The claim that individuals in need of surgery can bypass hospital procedures, as the clinic purportedly provides surgical-free cures, have sparked concerns among medical doctors

Lhakpa Quendren

A bus driver, who quit school and later became a gup, becomes top doctor in India, overnight, and opens a clinic that has cure and treatment for any ailment.

The Bhutan Qualifications and Professionals Certification Authority (BQPCA) has issued a warning regarding the unauthorised functioning of the Indo-Bhutan Neurotherapy Centre located at Dadgari in India.

This center is managed by a Bhutanese individual.

Former Gelephu Gup Ugyen Wangchuk, claiming as a medical doctor, founded and presently manages a clinic located in Dadgari, positioned about one kilometre away from the Gelephu border gate.

The Medical and Health Professionals Council received written complaints concerning patients who stopped taking prescribed medications based on advice provided by Ugyen Wangchuk. This led to subsequent medical complications for the affected individuals.

In a public notification issued yesterday, the authority cautioned unauthorised individuals against participating in the provision or endorsement of medical treatments through social media groups. This measure is aimed at averting potential risks to public health and safety.

As per the authority’s findings, Ugyen Wangchuk lacks the requisite medical qualifications and certifications. However, he asserts proficiency in treating certain diseases and actively advocates for various treatment protocols on social media groups.

Medical and health professionals must register with the Council in order to practice their profession.

The authority encourages the public to seek medical advice exclusively from registered medical and health professionals to safeguard their well-being and safety.

BQPCA cautioned that the Council would not address any complaints or take responsibility for medical complications resulting from services provided by unqualified individuals or those located outside Bhutan.

As the regulatory authority overseeing the education and practice of medical and health professionals in the country, BQPCA said that any individual discovered practicing without registration with the Council would be held accountable for any consequences stemming from such unlawful practice.

An official said that the authority would involve the government for any actions to be taken, as he operates clinics outside Bhutan.

“We can only caution the public that any complications arising from the practice of unregistered medical and health professionals are at their own risk,” he added.

Ugyen Wangchuk’s assertions suggesting that individuals in need of surgery can bypass hospital procedures, as his clinic purportedly provides surgical-free cures, have sparked concerns among medical doctors.

Officials and doctors refute these claims as entirely false and caution people against seeking such services across borders.

“He even alleges that the clinic possesses a scanning machine capable of detecting all diseases within a matter of minutes,” said a doctor. “In this scenario, individuals with chronic non-communicable diseases (NCDs) who are effectively managing their conditions may inadvertently cease their regular medication, which has been scientifically proven and tested.”

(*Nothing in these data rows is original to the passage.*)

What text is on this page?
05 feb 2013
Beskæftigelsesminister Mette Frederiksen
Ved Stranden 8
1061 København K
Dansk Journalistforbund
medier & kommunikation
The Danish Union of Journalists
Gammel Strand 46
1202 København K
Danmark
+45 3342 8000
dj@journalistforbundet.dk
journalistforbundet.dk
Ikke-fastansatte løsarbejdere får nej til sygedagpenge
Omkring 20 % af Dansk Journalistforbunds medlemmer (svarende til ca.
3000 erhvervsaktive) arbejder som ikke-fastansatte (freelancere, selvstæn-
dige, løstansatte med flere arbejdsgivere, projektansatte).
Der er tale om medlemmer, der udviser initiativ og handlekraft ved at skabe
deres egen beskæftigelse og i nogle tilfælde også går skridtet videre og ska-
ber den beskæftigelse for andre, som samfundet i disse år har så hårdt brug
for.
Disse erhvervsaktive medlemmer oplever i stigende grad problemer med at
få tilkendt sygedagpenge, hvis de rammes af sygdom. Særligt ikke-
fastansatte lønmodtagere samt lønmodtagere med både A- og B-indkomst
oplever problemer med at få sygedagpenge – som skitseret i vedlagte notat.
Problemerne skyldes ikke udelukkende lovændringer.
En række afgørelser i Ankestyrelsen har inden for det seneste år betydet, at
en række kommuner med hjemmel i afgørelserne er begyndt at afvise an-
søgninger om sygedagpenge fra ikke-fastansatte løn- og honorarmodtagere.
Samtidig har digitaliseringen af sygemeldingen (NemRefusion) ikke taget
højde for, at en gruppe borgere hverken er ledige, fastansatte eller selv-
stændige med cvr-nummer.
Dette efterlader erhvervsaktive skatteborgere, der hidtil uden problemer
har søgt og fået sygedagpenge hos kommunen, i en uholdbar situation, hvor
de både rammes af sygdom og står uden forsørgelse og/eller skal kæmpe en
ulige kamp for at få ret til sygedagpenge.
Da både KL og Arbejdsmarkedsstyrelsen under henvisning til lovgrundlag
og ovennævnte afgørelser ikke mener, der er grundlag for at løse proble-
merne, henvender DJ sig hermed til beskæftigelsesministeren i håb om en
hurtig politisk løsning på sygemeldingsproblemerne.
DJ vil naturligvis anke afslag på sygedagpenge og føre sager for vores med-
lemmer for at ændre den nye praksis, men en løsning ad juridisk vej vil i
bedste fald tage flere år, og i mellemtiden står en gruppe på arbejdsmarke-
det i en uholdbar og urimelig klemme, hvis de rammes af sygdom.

Ugyen Wangchuk’s treatment advertisements on Facebook have garnered widespread circulation and shares among individuals, including those who are educated.

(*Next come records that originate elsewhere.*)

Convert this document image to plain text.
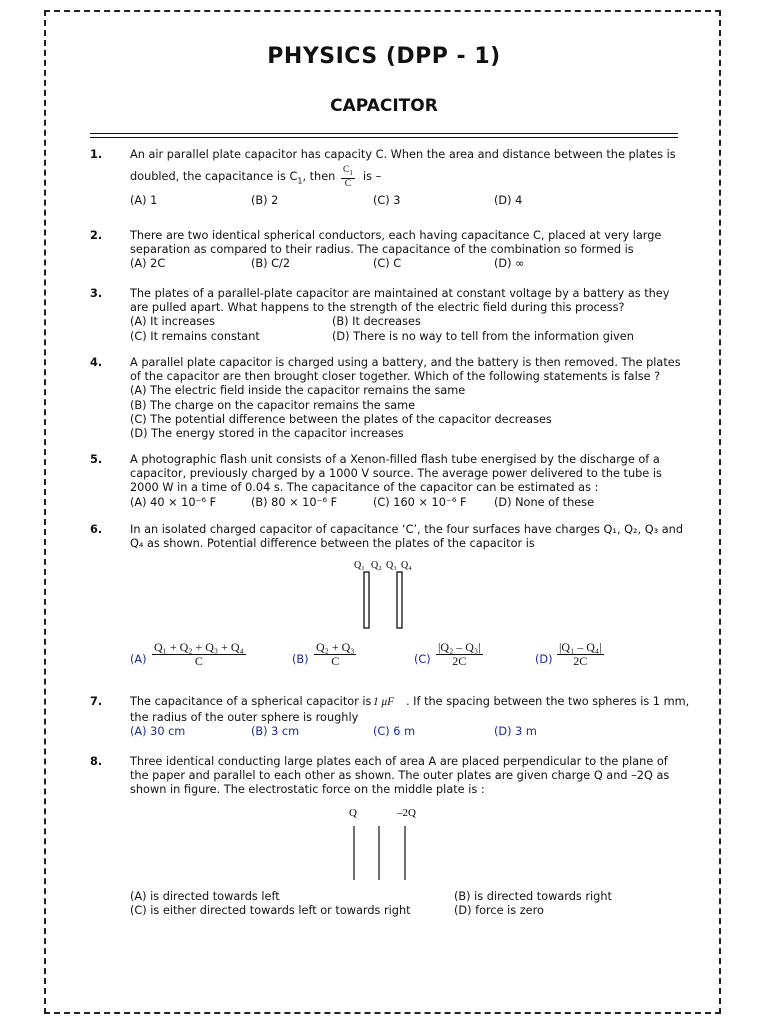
PHYSICS (DPP - 1)
CAPACITOR
1. An air parallel plate capacitor has capacity C. When the area and distance between the plates is
doubled, the capacitance is $C_1$, then $\frac{C_1}{C}$ is –
(A) 1	(B) 2	(C) 3	(D) 4
2. There are two identical spherical conductors, each having capacitance C, placed at very large
separation as compared to their radius. The capacitance of the combination so formed is
(A) 2C	(B) C/2	(C) C	(D) ∞
3. The plates of a parallel-plate capacitor are maintained at constant voltage by a battery as they
are pulled apart. What happens to the strength of the electric field during this process?
(A) It increases	(B) It decreases
(C) It remains constant	(D) There is no way to tell from the information given
4. A parallel plate capacitor is charged using a battery, and the battery is then removed. The plates
of the capacitor are then brought closer together. Which of the following statements is false ?
(A) The electric field inside the capacitor remains the same
(B) The charge on the capacitor remains the same
(C) The potential difference between the plates of the capacitor decreases
(D) The energy stored in the capacitor increases
5. A photographic flash unit consists of a Xenon-filled flash tube energised by the discharge of a
capacitor, previously charged by a 1000 V source. The average power delivered to the tube is
2000 W in a time of 0.04 s. The capacitance of the capacitor can be estimated as :
(A) 40 × 10⁻⁶ F	(B) 80 × 10⁻⁶ F	(C) 160 × 10⁻⁶ F (D) None of these
6. In an isolated charged capacitor of capacitance ‘C’, the four surfaces have charges Q₁, Q₂, Q₃ and
Q₄ as shown. Potential difference between the plates of the capacitor is
Q₁ Q₂ Q₃ Q₄
$(A) \frac{\text{Q₁ + Q₂ + Q₃ + Q₄}}{C}$	$(B) \frac{\text{Q₂ + Q₃}}{C}$	$(C) \frac{\text{|Q₂ – Q₃|}}{2C}$	$(D) \frac{\text{|Q₁ – Q₄|}}{2C}$
7. The capacitance of a spherical capacitor is 1 μF . If the spacing between the two spheres is 1 mm,
the radius of the outer sphere is roughly
(A) 30 cm	(B) 3 cm	(C) 6 m	(D) 3 m
8. Three identical conducting large plates each of area A are placed perpendicular to the plane of
the paper and parallel to each other as shown. The outer plates are given charge Q and –2Q as
shown in figure. The electrostatic force on the middle plate is :
Q	–2Q
(A) is directed towards left	(B) is directed towards right
(C) is either directed towards left or towards right	(D) force is zero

A patient who underwent treatment for lower back pain said that although he experienced relief for about four days, the pain returned to its usual state thereafter.

“He uses earthing, which provides temporary relief, charging Nu 1,500 per session. He recommended a month-long treatment, but I declined,” the patient said.

According to residents of Gelephu, Ugyen Wangchuk also claims to be among the few distinguished doctors in India and that an Indian minister has requested his services in India.

“He claims to be one of the only 20 doctors in India capable of treating that other doctors cannot,” said a resident.

Prior serving as a gup, reliable sources indicate that he worked as a bus driver.

Despite multiple attempts to reach him, Ugyen Wangchuk could not be contacted.